In July and August 2012 the Internet Society conducted online interviews of more than 10,000 Internet users in 20 countries. In response to the statement “Access to the Internet should be considered a basic human right”:
- 83% responded that they somewhat or strongly agreed
- 14% that they somewhat or strongly disagreed
- 3% didn’t know.
Access to at least 10mb/s was just decided to be a legal right in the UK. Meaning that by 2020 people will be able to legally request a minimum speed of 10mb/s from their ISP. 
Wikipedia foundation Wikimedia is working to provide people who normally don’t have access to the internet with access to Wikipedia.  Facebook and others are doing the same, albeit not for the same humanitarian reason of providing knowledge to the third world.
In 2010 Finland was the first country in the world to declare broadband access a human right. 

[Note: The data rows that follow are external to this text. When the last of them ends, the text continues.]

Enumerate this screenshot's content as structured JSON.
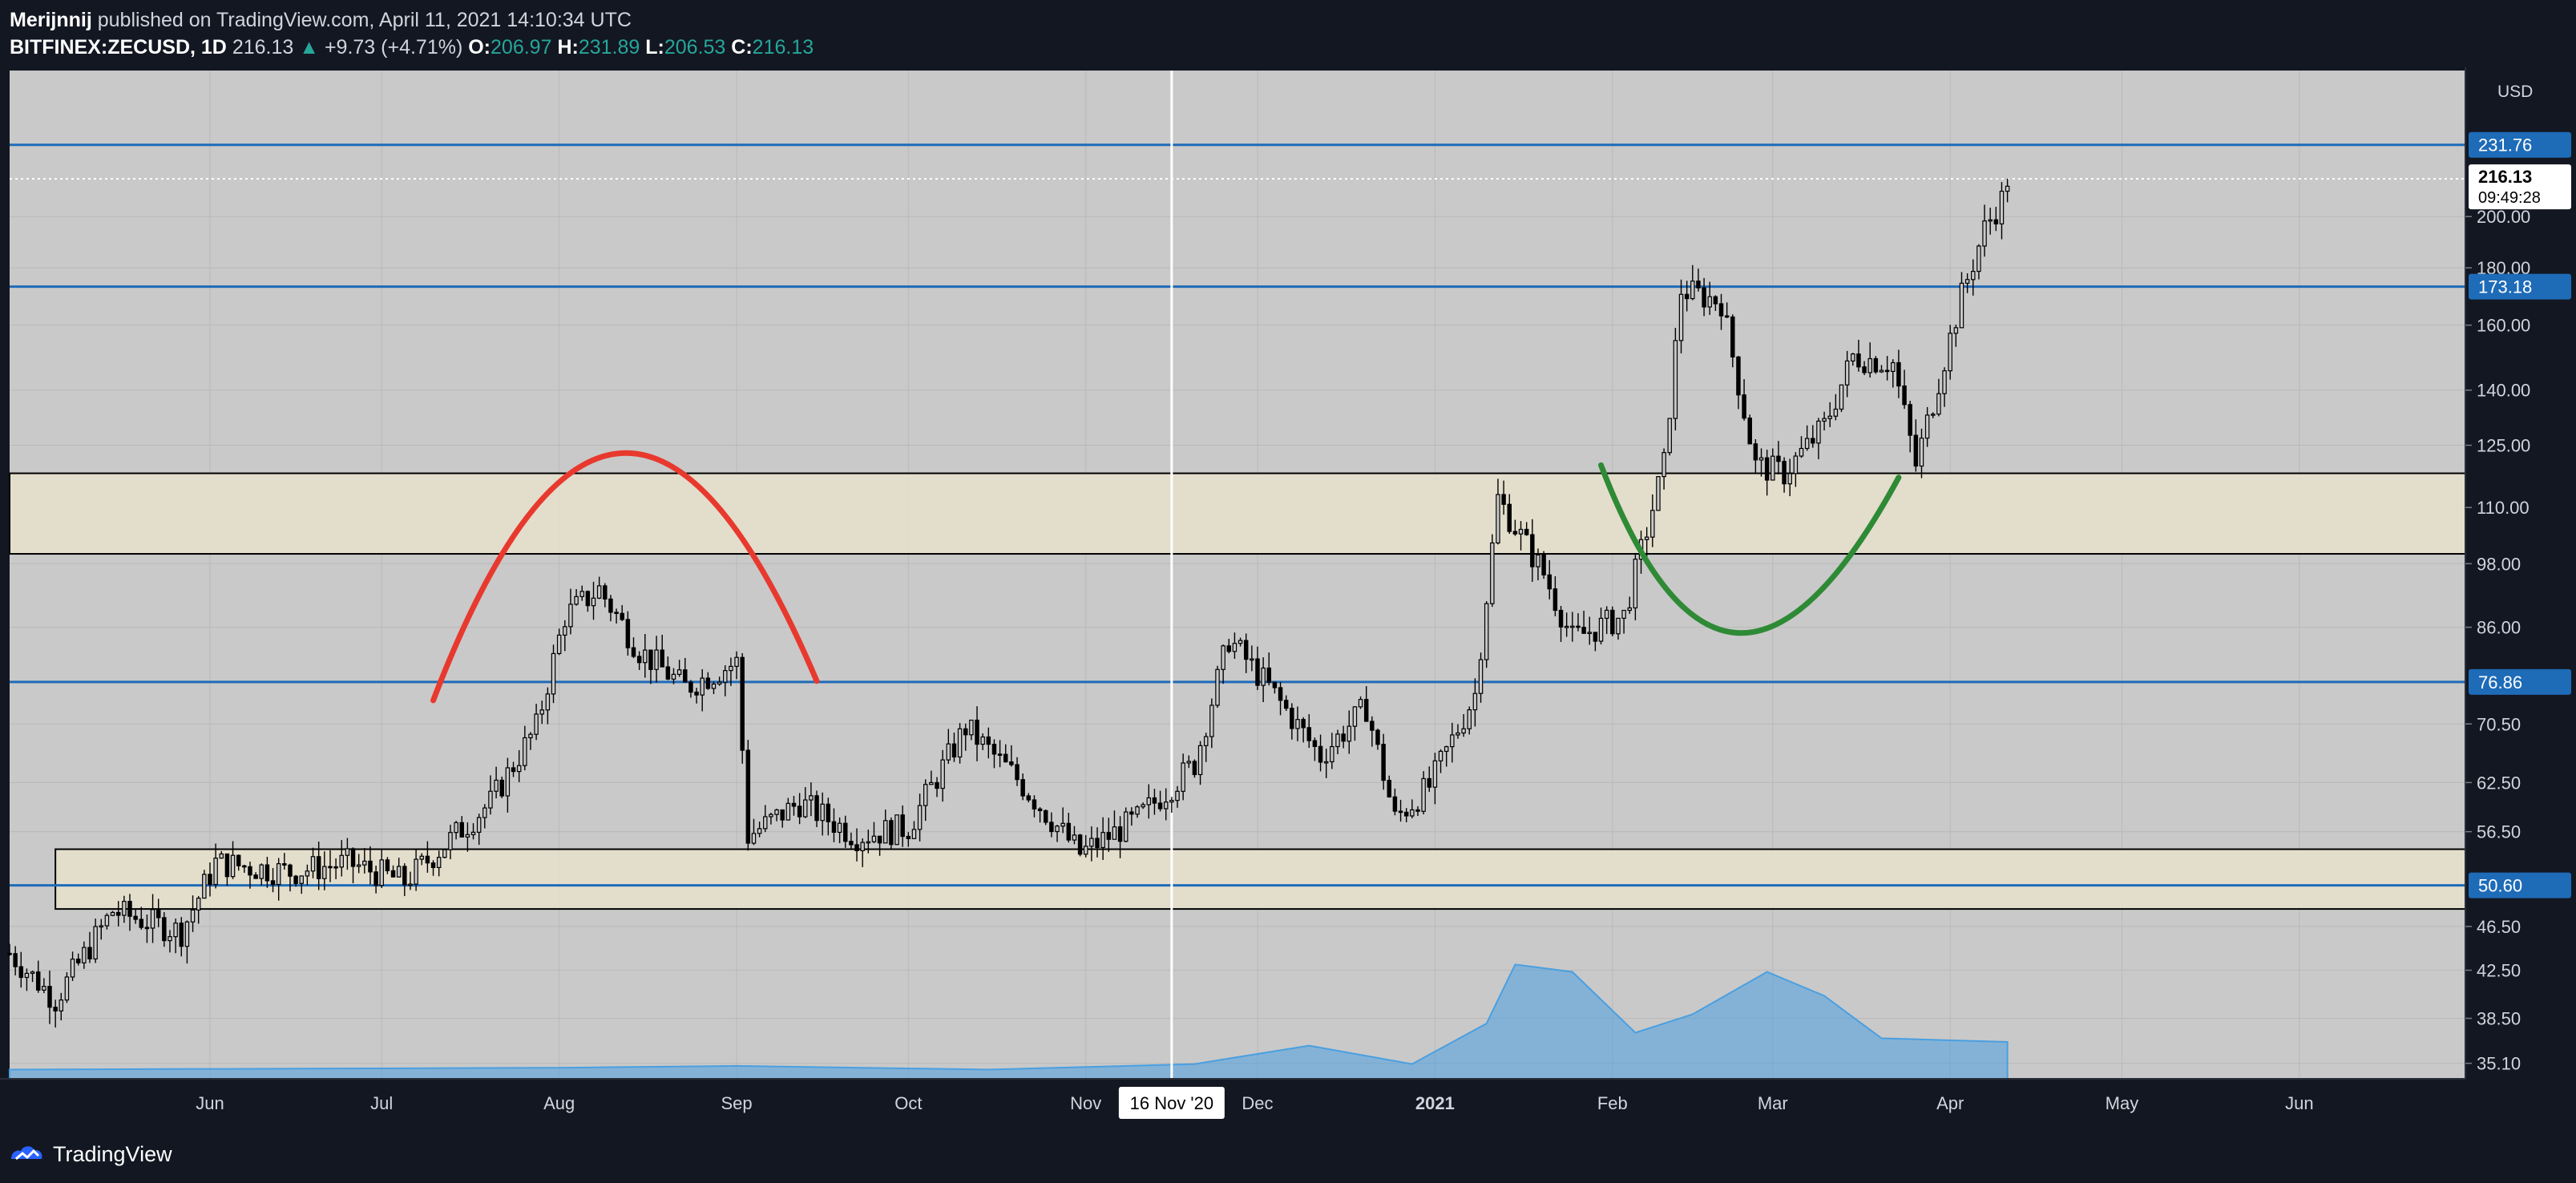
{
  "header": {
    "author": "Merijnnij",
    "published_text": "published on TradingView.com, April 11, 2021 14:10:34 UTC",
    "symbol": "BITFINEX:ZECUSD, 1D",
    "last": "216.13",
    "change_arrow": "▲",
    "change": "+9.73 (+4.71%)",
    "o_label": "O:",
    "o_value": "206.97",
    "h_label": "H:",
    "h_value": "231.89",
    "l_label": "L:",
    "l_value": "206.53",
    "c_label": "C:",
    "c_value": "216.13"
  },
  "footer": {
    "brand": "TradingView",
    "logo_icon": "tradingview-logo-icon"
  },
  "chart_data": {
    "type": "candlestick",
    "currency": "USD",
    "scale": "log",
    "ylim": [
      34,
      270
    ],
    "x_range": [
      "2020-04-27",
      "2021-06-30"
    ],
    "y_ticks": [
      35.1,
      38.5,
      42.5,
      46.5,
      50.6,
      56.5,
      62.5,
      70.5,
      76.86,
      86.0,
      98.0,
      110.0,
      125.0,
      140.0,
      160.0,
      173.18,
      180.0,
      200.0,
      231.76
    ],
    "x_ticks": [
      {
        "label": "Jun",
        "date": "2020-06-01"
      },
      {
        "label": "Jul",
        "date": "2020-07-01"
      },
      {
        "label": "Aug",
        "date": "2020-08-01"
      },
      {
        "label": "Sep",
        "date": "2020-09-01"
      },
      {
        "label": "Oct",
        "date": "2020-10-01"
      },
      {
        "label": "Nov",
        "date": "2020-11-01"
      },
      {
        "label": "Dec",
        "date": "2020-12-01"
      },
      {
        "label": "2021",
        "date": "2021-01-01",
        "bold": true
      },
      {
        "label": "Feb",
        "date": "2021-02-01"
      },
      {
        "label": "Mar",
        "date": "2021-03-01"
      },
      {
        "label": "Apr",
        "date": "2021-04-01"
      },
      {
        "label": "May",
        "date": "2021-05-01"
      },
      {
        "label": "Jun",
        "date": "2021-06-01"
      }
    ],
    "price_keypoints": [
      [
        "2020-04-27",
        44
      ],
      [
        "2020-05-05",
        40
      ],
      [
        "2020-05-15",
        48
      ],
      [
        "2020-05-27",
        46
      ],
      [
        "2020-06-02",
        53
      ],
      [
        "2020-06-15",
        52
      ],
      [
        "2020-06-25",
        53
      ],
      [
        "2020-07-05",
        51
      ],
      [
        "2020-07-12",
        55
      ],
      [
        "2020-07-20",
        60
      ],
      [
        "2020-07-28",
        70
      ],
      [
        "2020-08-02",
        88
      ],
      [
        "2020-08-08",
        93
      ],
      [
        "2020-08-15",
        82
      ],
      [
        "2020-08-23",
        76
      ],
      [
        "2020-09-01",
        80
      ],
      [
        "2020-09-03",
        56
      ],
      [
        "2020-09-12",
        60
      ],
      [
        "2020-09-22",
        56
      ],
      [
        "2020-10-01",
        57
      ],
      [
        "2020-10-11",
        70
      ],
      [
        "2020-10-20",
        63
      ],
      [
        "2020-10-31",
        54
      ],
      [
        "2020-11-10",
        58
      ],
      [
        "2020-11-20",
        65
      ],
      [
        "2020-11-26",
        84
      ],
      [
        "2020-12-03",
        76
      ],
      [
        "2020-12-12",
        66
      ],
      [
        "2020-12-20",
        73
      ],
      [
        "2020-12-25",
        58
      ],
      [
        "2020-12-31",
        62
      ],
      [
        "2021-01-08",
        75
      ],
      [
        "2021-01-12",
        112
      ],
      [
        "2021-01-20",
        96
      ],
      [
        "2021-01-25",
        84
      ],
      [
        "2021-02-03",
        88
      ],
      [
        "2021-02-10",
        120
      ],
      [
        "2021-02-13",
        172
      ],
      [
        "2021-02-20",
        168
      ],
      [
        "2021-02-26",
        120
      ],
      [
        "2021-03-03",
        118
      ],
      [
        "2021-03-10",
        130
      ],
      [
        "2021-03-15",
        150
      ],
      [
        "2021-03-22",
        148
      ],
      [
        "2021-03-26",
        120
      ],
      [
        "2021-04-03",
        170
      ],
      [
        "2021-04-07",
        195
      ],
      [
        "2021-04-10",
        206.97
      ],
      [
        "2021-04-11",
        216.13
      ]
    ],
    "horizontal_lines": [
      {
        "value": 231.76,
        "label": "231.76",
        "color": "#1e6bb8"
      },
      {
        "value": 173.18,
        "label": "173.18",
        "color": "#1e6bb8"
      },
      {
        "value": 76.86,
        "label": "76.86",
        "color": "#1e6bb8"
      },
      {
        "value": 50.6,
        "label": "50.60",
        "color": "#1e6bb8"
      }
    ],
    "zones": [
      {
        "low": 100,
        "high": 118,
        "from": "2020-04-27",
        "to": "2021-06-30",
        "fill": "#e8e0cc"
      },
      {
        "low": 48.2,
        "high": 54.5,
        "from": "2020-05-05",
        "to": "2021-06-30",
        "fill": "#e8e0cc"
      }
    ],
    "vertical_line": {
      "date": "2020-11-16",
      "label": "16 Nov '20"
    },
    "current_price": {
      "value": 216.13,
      "label": "216.13",
      "countdown": "09:49:28"
    },
    "arcs": [
      {
        "color": "#e8392e",
        "points": [
          [
            "2020-07-10",
            74
          ],
          [
            "2020-08-12",
            123
          ],
          [
            "2020-09-15",
            77
          ]
        ]
      },
      {
        "color": "#2e8a35",
        "points": [
          [
            "2021-01-30",
            120
          ],
          [
            "2021-02-23",
            85
          ],
          [
            "2021-03-23",
            117
          ]
        ]
      }
    ],
    "volume_area": [
      [
        "2020-04-27",
        0.05
      ],
      [
        "2020-08-01",
        0.06
      ],
      [
        "2020-09-01",
        0.07
      ],
      [
        "2020-10-15",
        0.05
      ],
      [
        "2020-11-20",
        0.08
      ],
      [
        "2020-12-10",
        0.18
      ],
      [
        "2020-12-28",
        0.08
      ],
      [
        "2021-01-10",
        0.3
      ],
      [
        "2021-01-15",
        0.62
      ],
      [
        "2021-01-25",
        0.58
      ],
      [
        "2021-02-05",
        0.25
      ],
      [
        "2021-02-15",
        0.35
      ],
      [
        "2021-02-28",
        0.58
      ],
      [
        "2021-03-10",
        0.45
      ],
      [
        "2021-03-20",
        0.22
      ],
      [
        "2021-04-11",
        0.2
      ]
    ],
    "colors": {
      "background": "#c9c9c9",
      "candle": "#000000",
      "grid": "#b9b9b9",
      "level_line": "#1e6bb8",
      "volume": "#4a9fe0",
      "axis_bg": "#131722",
      "axis_text": "#d1d4dc"
    }
  }
}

In Summer of 2016, the United Nations Human Rights Council released a non-binding resolution condemning intentional disruption of internet access by governments.  The resolution reaffirmed that “the same rights people have offline must also be protected online”.

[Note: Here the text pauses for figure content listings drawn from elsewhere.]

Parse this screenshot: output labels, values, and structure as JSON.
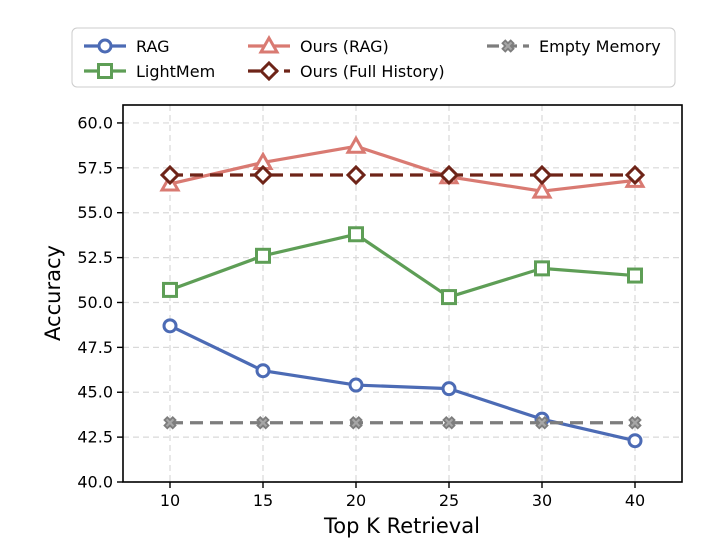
{
  "chart_data": {
    "type": "line",
    "xlabel": "Top K Retrieval",
    "ylabel": "Accuracy",
    "x": [
      10,
      15,
      20,
      25,
      30,
      40
    ],
    "xticks": [
      "10",
      "15",
      "20",
      "25",
      "30",
      "40"
    ],
    "yticks": [
      "40.0",
      "42.5",
      "45.0",
      "47.5",
      "50.0",
      "52.5",
      "55.0",
      "57.5",
      "60.0"
    ],
    "ylim": [
      40.0,
      61.0
    ],
    "grid": true,
    "legend_position": "top",
    "series": [
      {
        "name": "RAG",
        "color": "#4c6bb5",
        "marker": "circle",
        "dashed": false,
        "values": [
          48.7,
          46.2,
          45.4,
          45.2,
          43.5,
          42.3
        ]
      },
      {
        "name": "LightMem",
        "color": "#5e9e56",
        "marker": "square",
        "dashed": false,
        "values": [
          50.7,
          52.6,
          53.8,
          50.3,
          51.9,
          51.5
        ]
      },
      {
        "name": "Ours (RAG)",
        "color": "#d97a72",
        "marker": "triangle",
        "dashed": false,
        "values": [
          56.6,
          57.8,
          58.7,
          57.0,
          56.2,
          56.8
        ]
      },
      {
        "name": "Ours (Full History)",
        "color": "#6e2418",
        "marker": "diamond",
        "dashed": true,
        "values": [
          57.1,
          57.1,
          57.1,
          57.1,
          57.1,
          57.1
        ]
      },
      {
        "name": "Empty Memory",
        "color": "#7d7d7d",
        "marker": "x",
        "dashed": true,
        "values": [
          43.3,
          43.3,
          43.3,
          43.3,
          43.3,
          43.3
        ]
      }
    ]
  }
}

Roughly 80% of Americans surveyed by various agencies stated that they support net neutrality. 
In light of this it seems odd that the American Federal Communications Commission recently rolled back legal protections ensuring equal internet access to all broadband customers without plans to replace them. Perhaps it’s even illegal according to international law.

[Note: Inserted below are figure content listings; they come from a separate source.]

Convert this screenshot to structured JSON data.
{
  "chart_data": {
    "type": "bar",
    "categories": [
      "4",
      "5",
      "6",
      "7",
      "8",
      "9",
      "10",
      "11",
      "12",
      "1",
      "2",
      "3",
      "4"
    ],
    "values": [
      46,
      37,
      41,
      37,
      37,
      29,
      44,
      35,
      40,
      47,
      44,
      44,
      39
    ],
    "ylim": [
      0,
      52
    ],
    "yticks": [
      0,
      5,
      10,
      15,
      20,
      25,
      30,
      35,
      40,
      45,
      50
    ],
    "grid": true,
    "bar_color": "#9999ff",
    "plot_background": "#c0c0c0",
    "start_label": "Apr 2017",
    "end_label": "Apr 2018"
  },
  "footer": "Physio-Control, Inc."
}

What is clear is that the overwhelming majority of the worlds citizens support basic internet access as a legal right.
Now why might that be?
- The internet makes mundane task easier. (such as paying taxes and bills and looking for jobs.)
- It provides everyone with the opportunity to educate themselves. (Provided people can weed out false information)
- The opportunity for anonymity allows people to express their opinions without risk of repercussions. This is great for democracy and debate.
These are just the most fundamental reasons why internet access should be available to everyone.
The witch hunt that has been going on to effectively shut down the internet since the SOPA bill was proposed is absolutely appalling. So far we have managed to save the internet. Should ISP’s tackle advantage of the lack of protections for net neutrality it will only open up a business opportunity for whatever ISP does not abuse it’s customers by implementing pay walls and fast lanes.
It’s in everyone’s best interest to make their voice heard about protecting equal internet access. This is just a friendly reminder of that.
We might have lost the first battle for net neutrality, but internet access as a human right is still a concept being pushed more and more worldwide. In the long run, whatever country does not ensure internet access for every citizen is going to look backwards and ridiculous.